Шторы на окнах плотно задернуты, и в комнате не видно ни зги. Еще один гадалочий прием?

– Здравствуйте, – говорю я, с досадой отмечая несвойственные мне заискивающие нотки в моем голосе.

– Садись, – велит мне все тот же голос, доносящийся откуда-то снизу.

Вздрогнув, я поворачиваю голову на звук и различаю впереди низкий опиумный столик и сидящий на подушках силуэт, закутанный в что-то наподобие шали или скатерти. Прямо у меня под ногами обнаруживается вторая, пустующая подушка. Как была – в сапогах и пальто – я присаживаюсь на колени, недоумевая, почему клиентам не предлагается хотя бы раздеться. Чиркает спичка, в воздухе повисает запах серы и на столе загорается толстая красная свеча, освещающая тонкую руку, на указательном пальце сверкает камень в серебряной оправе.

– Зачем ты пришла? – спрашивает голос.

Его владелица наклоняется над столом так, что я могу ее теперь рассмотреть. Это молодая еще женщина, не цыганка, с вполне нормальными вразумительными, даже умными глазами, в которых мне не видится никакой примеси безумия.

Я немного расслабляюсь. Поправляю под собой подушку.

– Я хотела… – начинаю я, но не могу подобрать слов.

Что я, собственно говоря, хотела? Я уже не могу толком сообразить. Как исполнительный директор, получить совет уехать в Гималаи, фотографироваться там с горными козлами и стать счастливой? Мысли путаются в голове, и от этого еще невыносимее хочется закурить или хотя бы глотнуть воды. В горле из-за навязчивого запаха ароматических палочек пересохло и саднит. Что мне сказать? Что я почему-то не могу быть счастлива? Что я запуталась и не знаю, как и ради чего жить?

– Я хотела бы узнать свое будущее, – наконец, выдавливаю я.

Женщина вздыхает:

– Имя?

– Чье?

– Ну свое-то я знаю.

– Ах, ну да… извините. Полина. Полина Власова.

Тонкие руки стремительно разбрасывают карты по столу. От меня, по-видимому, больше ничего не требуется, и я затихаю, теребя шарф. С минуту или дольше длится молчание. Наконец, руки сгребают карты в охапку и отбрасывают в сторону.

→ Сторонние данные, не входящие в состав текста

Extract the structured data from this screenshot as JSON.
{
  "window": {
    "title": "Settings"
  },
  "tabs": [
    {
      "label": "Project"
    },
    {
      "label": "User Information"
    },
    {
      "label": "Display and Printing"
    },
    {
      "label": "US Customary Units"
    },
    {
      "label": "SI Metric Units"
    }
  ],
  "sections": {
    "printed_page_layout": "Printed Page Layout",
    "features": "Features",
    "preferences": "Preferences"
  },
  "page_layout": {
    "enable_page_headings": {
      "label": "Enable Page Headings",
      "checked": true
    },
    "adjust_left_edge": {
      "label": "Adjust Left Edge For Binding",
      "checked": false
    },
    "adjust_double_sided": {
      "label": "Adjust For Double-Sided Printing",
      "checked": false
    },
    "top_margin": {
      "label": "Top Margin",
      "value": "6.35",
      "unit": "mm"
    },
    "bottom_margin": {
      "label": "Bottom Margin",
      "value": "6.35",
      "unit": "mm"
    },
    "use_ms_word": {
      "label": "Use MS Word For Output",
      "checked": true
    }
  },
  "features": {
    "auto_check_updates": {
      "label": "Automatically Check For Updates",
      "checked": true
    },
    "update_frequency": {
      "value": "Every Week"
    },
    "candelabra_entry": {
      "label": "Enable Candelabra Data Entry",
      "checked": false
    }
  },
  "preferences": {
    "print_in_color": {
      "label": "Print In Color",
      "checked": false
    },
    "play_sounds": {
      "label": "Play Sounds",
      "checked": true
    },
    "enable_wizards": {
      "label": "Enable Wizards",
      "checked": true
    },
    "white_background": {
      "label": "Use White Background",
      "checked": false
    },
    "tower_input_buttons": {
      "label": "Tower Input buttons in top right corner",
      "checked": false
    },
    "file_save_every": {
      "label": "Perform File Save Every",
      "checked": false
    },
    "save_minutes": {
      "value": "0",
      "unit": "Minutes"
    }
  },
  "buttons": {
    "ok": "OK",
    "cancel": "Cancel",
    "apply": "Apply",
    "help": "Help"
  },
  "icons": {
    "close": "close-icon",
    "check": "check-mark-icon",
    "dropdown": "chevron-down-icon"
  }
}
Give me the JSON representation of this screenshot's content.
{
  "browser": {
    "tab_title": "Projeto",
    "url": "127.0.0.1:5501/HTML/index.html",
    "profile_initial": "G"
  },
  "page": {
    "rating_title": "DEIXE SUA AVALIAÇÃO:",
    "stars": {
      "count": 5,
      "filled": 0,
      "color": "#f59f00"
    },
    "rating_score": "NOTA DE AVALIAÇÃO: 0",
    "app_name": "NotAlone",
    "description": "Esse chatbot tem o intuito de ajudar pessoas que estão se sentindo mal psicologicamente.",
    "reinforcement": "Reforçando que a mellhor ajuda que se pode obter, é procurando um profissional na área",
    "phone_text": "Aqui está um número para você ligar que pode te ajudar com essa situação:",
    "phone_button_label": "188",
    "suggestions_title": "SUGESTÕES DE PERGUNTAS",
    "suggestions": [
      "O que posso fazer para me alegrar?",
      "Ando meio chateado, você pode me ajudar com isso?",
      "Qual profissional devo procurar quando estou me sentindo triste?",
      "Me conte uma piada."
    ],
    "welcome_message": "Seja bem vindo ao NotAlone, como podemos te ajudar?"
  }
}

– Уходи, – говорит гадалка.

– Простите?

Я пытаюсь поймать ее взгляд, но женщина отводит глаза и опускает лицо так, что мне видны только удлиненные свечой тени от ресниц, пушисто ложащиеся на худые, почти впалые щеки.

– Уходи, – повторяет она.

– Но почему?!

– Просто уходи. Мне нечего тебе сказать.

В шоке, я поднимаюсь и делаю шаг к двери.

– Бред какой-то! Почему вы меня пугаете? Я готова заплатить… – Я роюсь в сумочке и вытаскиваю мятые сотенные купюры. – Вот, ваши пятьсот рублей, как договорились.

Гадалка поднимает на меня абсолютно черные глаза, в каждом из которых дрожит миниатюрное пламя свечи, и, забыв про свой низкий магический голос, неожиданно взвизгивает:

– Вон! Сеанс окончен!

Словно отброшенная ее криком, я отлетаю к двери, и только там, почуяв свободу столь близкого, доступного выхода, перевожу дыхание и оборачиваюсь.

– Зачем вы кричите? Я же ничего плохого вам не сделала. Я просто хотела знать свое будущее.

Но гадалка опять переходит на спокойные интонации.

– Нет у тебя никакого будущего, – заявляет она устало.